This is really interesting. I uneasily realise that my feminist credentials to speak on this subject are so poor that I am not currently wearing a single item of clothing which I have either bought, washed or ironed myself, but here goes .....
>> Daniel, you aren't asking the important question: why do male profs
prefer grad students as their dating >pool?
Now this is an easy one. A random sample of my girlfriend's brother (a vaguely prominent male gender studies academic, and a buyer of your books, so don't knock him) reveals that grad students are the dating pool because:
a) they don't argue with you, as people who aren't dependent on you tend to do. b) they often hero-worship you, which is nice. c) you have a guaranteed date with them once every month or so, where you are allowed to talk about yourself as much as you like, and they have to tell you how intelligent you are.
gawd, if I knew people like that, I'd hang around them all the time . . ..
I would submit that it's at least as much a grad student thing as an age thing. And (although I have no information on this whatsoever), I'd guess that the powerful attractiveness of grad students would probably imply a higher proportion of older woman/younger man relationships in academia too.

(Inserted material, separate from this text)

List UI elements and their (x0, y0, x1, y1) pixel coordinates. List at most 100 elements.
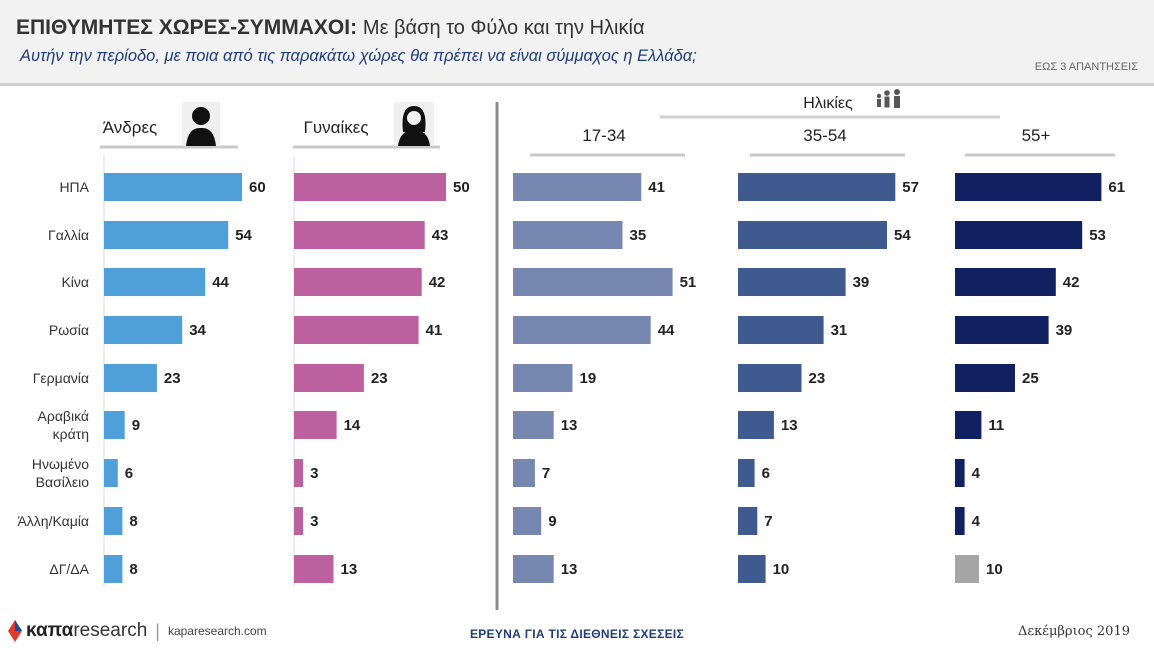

>there are lots of unattached women their own age on campus --they could
date each other's ex wives.
Hmmm, but the stationary-process argument would suggest that, so long as the average tenure in a job was longer than the relationship half-life, the ex-wives would be younger than them too. And do ex-wives of academics hang round uni's? I suppose a lot of ex-wives of academics, are academics, but the rest?
> I agree academia is egregious for the youth preference of its men.
>don;t know why that is? sheer abundance of youthful possibilities?
>childishness of academic men? lack of other status symbols?
Nahh, lack of other status symbols manifests itself in extreme viciousness toward colleagues, I think
>I think a
>lot of academic men are depressed and feel sidelined by life--they don't
>make a lot of money, they often have to live in isolated places where
>there's nothing to do but get in trouble.
My guess is that it's the graduate student effect again -- it must be hard to be told how wonderful you are every week, then come back to the realities of bills, overdrafts, car repairs etc. Far better to have a job where every day you get called a useless parasite who can't pick stocks; then real life comes as a blessed release.
> Maybe financial professionals
>are a happier bunch. Zipping around the world making tons of money. they
>probably have plenty of affairs, just stay married.
GAWD! no! I can at least clear up this misapprehension, having been sent this year to Denmark, France, Sweden, the USA, Canada, Italy, Spain, Portugal, Denmark again, the States again, Japan, Spain again (next week) on business trips. "Zipping round the world" really, really, sucks. You're tired all the time, your clothes get wrinkled, you have to sit in meetings, you get a sore throat from doing six presentations a day, and you end up spending every eveninggetting drunk in crappy hotel bars in a show of team solidarity. And the trips always start with a flight out on Sunday, which knackers your weekend. Aside from the inevitable tiresome tossers who try to drag you out to strip clubs, sex is pretty much the furthest thing from your mind when you're on the road, and I'd question the sanity of any woman who was attracted to a stockbroker who was not only old and fat but also crumpled, half-cut and grumpy. By the end of the year, Flemings are reduced to holding conferences at beach resorts in Thailand in an attempt to persuade us to do any more travelling (literally -- I'm fighting a battle at the moment to land our newest team member with being sent to one instead of me). oooh [shudder]
cheers
dd
PS: as should be clear, I do not presume to speak for the general case. But I think the particular psychopathologies of the broking and teaching professions are interesting too.